Patrice taught us that a poor frontside would result in a bad backside. Even though I use the rotation technique, I realized to what point I did not rotate enough especially prior to the backside.
It was good to see how Patrice carve on a mountain different than Zinal. Even when skidding between bumps, he does it with grace.

The next day was SES opening day at Snowmass. It was overcast with snow showers the light was rather flat and I could not see anything with my cheap goggles. It was cold/snowy/flat light.....we could not see the bumps so it was hard to carve.

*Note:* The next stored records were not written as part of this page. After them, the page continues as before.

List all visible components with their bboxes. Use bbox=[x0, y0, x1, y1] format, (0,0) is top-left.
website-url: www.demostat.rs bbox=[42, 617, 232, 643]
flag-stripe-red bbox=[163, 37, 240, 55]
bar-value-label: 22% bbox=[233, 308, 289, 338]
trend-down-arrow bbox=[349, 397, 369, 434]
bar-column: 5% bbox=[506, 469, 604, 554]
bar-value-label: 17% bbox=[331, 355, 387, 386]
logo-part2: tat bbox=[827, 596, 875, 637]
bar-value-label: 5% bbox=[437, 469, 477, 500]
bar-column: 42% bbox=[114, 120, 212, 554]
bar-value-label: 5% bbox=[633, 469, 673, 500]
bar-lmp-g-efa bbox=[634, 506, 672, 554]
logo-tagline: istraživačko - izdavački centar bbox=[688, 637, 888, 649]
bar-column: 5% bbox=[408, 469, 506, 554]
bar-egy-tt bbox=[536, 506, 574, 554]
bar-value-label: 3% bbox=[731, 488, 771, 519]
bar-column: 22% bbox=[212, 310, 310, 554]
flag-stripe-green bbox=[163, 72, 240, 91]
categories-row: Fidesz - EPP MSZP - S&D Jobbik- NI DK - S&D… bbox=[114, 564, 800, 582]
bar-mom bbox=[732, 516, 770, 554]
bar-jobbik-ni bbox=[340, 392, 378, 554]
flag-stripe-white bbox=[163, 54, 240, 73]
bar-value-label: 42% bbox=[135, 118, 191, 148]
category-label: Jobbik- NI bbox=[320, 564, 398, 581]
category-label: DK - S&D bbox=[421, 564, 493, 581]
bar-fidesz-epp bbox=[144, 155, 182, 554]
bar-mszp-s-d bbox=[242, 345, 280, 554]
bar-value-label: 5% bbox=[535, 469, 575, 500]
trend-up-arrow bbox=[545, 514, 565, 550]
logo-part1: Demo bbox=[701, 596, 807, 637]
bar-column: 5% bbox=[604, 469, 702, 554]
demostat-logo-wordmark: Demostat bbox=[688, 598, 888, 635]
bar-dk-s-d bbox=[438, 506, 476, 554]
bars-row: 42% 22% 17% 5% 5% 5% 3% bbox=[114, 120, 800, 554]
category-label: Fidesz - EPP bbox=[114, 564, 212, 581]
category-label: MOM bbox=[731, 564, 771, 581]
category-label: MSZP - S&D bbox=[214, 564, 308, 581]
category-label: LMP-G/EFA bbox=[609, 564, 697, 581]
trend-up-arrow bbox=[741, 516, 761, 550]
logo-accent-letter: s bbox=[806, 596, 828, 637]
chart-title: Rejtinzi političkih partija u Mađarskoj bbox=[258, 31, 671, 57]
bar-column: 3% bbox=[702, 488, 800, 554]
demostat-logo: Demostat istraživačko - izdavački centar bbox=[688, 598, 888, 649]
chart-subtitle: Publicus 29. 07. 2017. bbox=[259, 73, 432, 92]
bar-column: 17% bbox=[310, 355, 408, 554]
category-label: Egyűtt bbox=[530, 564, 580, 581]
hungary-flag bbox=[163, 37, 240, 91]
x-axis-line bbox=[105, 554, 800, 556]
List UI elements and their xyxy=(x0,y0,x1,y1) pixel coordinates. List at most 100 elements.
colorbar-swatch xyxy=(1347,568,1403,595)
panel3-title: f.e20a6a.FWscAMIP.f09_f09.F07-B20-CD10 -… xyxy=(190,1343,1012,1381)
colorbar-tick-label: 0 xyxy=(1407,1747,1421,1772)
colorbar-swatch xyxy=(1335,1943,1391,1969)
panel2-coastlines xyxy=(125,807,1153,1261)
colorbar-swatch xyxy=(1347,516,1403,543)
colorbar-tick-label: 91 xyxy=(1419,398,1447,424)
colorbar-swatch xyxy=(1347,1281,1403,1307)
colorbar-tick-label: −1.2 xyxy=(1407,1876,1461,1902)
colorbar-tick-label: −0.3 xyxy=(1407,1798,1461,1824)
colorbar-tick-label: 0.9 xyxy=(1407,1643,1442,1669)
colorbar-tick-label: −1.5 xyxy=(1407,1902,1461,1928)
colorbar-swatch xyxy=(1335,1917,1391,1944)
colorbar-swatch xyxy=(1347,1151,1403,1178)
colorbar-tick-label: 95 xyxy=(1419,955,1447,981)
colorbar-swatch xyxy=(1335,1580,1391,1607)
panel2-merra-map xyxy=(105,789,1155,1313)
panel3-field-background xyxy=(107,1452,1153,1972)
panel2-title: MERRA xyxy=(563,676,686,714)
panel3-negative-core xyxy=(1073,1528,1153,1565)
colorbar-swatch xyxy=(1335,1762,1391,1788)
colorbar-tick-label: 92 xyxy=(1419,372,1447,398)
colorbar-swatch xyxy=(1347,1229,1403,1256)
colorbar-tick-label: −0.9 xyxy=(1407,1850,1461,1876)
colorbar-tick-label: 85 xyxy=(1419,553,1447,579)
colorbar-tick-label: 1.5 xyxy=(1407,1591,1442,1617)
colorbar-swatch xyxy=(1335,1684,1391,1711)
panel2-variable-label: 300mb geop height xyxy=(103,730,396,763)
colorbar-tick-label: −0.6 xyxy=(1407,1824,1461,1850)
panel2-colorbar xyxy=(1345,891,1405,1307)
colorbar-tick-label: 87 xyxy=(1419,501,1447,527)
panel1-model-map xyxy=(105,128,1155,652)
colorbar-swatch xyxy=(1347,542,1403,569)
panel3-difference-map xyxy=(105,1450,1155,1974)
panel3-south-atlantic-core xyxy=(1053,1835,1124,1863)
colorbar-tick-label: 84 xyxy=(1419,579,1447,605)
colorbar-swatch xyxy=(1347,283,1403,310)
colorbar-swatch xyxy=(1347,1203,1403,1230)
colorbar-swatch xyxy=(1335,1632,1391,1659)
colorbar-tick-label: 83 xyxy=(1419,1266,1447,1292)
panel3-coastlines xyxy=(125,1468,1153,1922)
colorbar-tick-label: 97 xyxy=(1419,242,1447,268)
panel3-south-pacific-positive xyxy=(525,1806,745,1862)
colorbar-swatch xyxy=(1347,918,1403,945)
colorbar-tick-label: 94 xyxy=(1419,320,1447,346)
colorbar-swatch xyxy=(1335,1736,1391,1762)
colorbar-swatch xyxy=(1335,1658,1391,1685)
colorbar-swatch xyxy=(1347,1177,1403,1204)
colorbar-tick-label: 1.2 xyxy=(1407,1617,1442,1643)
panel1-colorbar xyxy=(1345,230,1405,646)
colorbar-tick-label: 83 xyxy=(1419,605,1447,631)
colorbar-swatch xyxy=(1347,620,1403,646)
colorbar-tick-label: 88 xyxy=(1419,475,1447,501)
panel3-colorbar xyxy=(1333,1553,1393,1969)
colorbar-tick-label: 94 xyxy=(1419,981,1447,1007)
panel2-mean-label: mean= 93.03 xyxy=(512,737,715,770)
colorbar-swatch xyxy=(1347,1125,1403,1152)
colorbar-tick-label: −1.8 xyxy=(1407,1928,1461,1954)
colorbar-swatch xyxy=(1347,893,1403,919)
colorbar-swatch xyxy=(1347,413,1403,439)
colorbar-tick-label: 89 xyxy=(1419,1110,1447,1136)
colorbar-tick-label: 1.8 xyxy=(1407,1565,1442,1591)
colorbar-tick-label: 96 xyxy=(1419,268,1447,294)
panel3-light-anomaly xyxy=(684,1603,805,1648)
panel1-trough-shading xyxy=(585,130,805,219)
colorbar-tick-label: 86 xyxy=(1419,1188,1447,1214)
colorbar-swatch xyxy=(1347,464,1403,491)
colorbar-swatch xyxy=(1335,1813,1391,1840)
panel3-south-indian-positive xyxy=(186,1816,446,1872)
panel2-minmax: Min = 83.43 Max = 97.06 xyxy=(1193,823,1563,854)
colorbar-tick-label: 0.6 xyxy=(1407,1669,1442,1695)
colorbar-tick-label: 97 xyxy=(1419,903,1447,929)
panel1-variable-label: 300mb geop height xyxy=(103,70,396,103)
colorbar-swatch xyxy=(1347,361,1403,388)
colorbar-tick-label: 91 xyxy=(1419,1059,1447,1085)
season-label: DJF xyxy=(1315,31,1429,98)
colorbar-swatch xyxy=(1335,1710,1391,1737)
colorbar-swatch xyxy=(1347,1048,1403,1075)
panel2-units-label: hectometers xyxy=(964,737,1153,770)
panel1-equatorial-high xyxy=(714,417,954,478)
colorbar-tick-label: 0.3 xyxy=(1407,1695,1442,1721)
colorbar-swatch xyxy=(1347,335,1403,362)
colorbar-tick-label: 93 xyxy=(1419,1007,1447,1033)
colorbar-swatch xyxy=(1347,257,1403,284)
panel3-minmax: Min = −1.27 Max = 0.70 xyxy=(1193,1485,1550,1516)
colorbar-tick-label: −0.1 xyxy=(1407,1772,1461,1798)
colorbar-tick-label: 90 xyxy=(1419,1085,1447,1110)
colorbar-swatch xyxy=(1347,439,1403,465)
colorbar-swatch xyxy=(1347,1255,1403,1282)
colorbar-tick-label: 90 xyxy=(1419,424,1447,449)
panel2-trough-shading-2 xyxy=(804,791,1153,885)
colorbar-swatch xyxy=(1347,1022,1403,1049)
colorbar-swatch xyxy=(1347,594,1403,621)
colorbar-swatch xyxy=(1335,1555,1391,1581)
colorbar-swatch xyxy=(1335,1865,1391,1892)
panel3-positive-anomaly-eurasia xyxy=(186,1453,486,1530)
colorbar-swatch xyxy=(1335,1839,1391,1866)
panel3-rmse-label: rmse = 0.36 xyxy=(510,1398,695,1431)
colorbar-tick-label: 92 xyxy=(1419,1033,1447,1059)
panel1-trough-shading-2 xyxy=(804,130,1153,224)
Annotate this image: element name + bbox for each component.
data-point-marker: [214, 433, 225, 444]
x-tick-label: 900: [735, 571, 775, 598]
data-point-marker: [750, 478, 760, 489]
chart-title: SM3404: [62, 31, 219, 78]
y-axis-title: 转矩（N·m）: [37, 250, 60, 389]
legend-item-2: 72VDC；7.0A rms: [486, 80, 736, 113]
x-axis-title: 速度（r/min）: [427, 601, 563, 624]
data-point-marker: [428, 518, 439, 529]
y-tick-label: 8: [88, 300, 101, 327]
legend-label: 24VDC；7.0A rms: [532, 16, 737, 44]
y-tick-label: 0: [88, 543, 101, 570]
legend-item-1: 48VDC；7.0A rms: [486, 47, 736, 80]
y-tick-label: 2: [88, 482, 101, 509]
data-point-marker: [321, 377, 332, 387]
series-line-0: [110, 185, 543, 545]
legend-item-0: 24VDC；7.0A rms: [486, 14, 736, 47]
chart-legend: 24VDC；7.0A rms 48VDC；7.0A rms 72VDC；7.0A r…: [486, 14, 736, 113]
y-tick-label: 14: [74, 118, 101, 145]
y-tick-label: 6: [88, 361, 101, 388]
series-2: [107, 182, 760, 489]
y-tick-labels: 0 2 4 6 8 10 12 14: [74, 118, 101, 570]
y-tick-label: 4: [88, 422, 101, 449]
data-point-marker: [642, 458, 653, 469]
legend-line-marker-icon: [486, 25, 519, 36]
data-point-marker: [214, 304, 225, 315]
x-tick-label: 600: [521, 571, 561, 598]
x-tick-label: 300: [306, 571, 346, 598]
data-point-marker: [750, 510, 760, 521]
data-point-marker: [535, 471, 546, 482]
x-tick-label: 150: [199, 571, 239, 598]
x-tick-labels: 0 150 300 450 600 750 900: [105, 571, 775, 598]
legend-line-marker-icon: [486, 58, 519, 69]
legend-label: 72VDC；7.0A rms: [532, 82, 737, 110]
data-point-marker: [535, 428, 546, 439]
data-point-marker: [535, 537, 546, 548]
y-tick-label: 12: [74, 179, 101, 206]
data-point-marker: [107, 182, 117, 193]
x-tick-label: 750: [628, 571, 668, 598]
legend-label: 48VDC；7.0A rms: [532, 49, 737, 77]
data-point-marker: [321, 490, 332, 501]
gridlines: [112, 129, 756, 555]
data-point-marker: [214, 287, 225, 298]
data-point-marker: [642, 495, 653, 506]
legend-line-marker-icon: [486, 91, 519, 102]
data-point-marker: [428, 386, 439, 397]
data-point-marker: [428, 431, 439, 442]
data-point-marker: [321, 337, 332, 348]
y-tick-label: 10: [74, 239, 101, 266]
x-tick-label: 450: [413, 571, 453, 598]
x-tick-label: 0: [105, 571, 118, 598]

I am so used to the nice Californian weather that I am now a real weather-wimp

By the end of the day, I was complaining about the weather but instead Patrice/Nils said they had a great time !!!! I realized that I need to spend a lot more time in less than perfect conditions.
On Sunday, we were were greeted on with sunshine at Buttermilk. There were 60+ carvers and within one hour, the carving hill was reduced to a field of cookies


On Monday yesterday, we could not join the SES because we had flights to catch in the afternoon but we managed to carve a Sunlight another local hill. It was great: sunshine and hero snow again.
What I learnt:
1) Extreme carving with linkded laydown back/frontside may be applicable only to a few steep hills like Zinal or "Slot" at Snowmass.
2) On a "normal" mountain, I followed Patrice and he push-pulled all the way down with only a few occasional laydown.
3) Patrice's speed is comforably reasonable without going too fast but he keep the same speed from to to bottom which is VERY challenging to me.
4) I have been doing push pull too but I realized that the way Patrice does it is A LOT closer to surfing and when I simulated what he did, the fun factor was multiplied by 10.
5) In addition to the push-pull, I worked a lot on adding more rotation to what I had. This adds tons of accelerations yet correcting a lot of mistakes that I used to force due to lack of rotation.
6) By combining push-pull + strong rotation, there were so much dynamic-acceleration that I could throw myself off balance even on the green slope.
Overall I learn so much just by trying to keep up with Patrice from top to bottom. THANKS Patrice/Nils !!!!!
Oh, Patrice and Nils said they also met with legendary surfer Mike Doyle. They said he is very gracious on his carving deck.
That's all for now folks. Hopefully DrZone can add some pix to illustrate the above soon.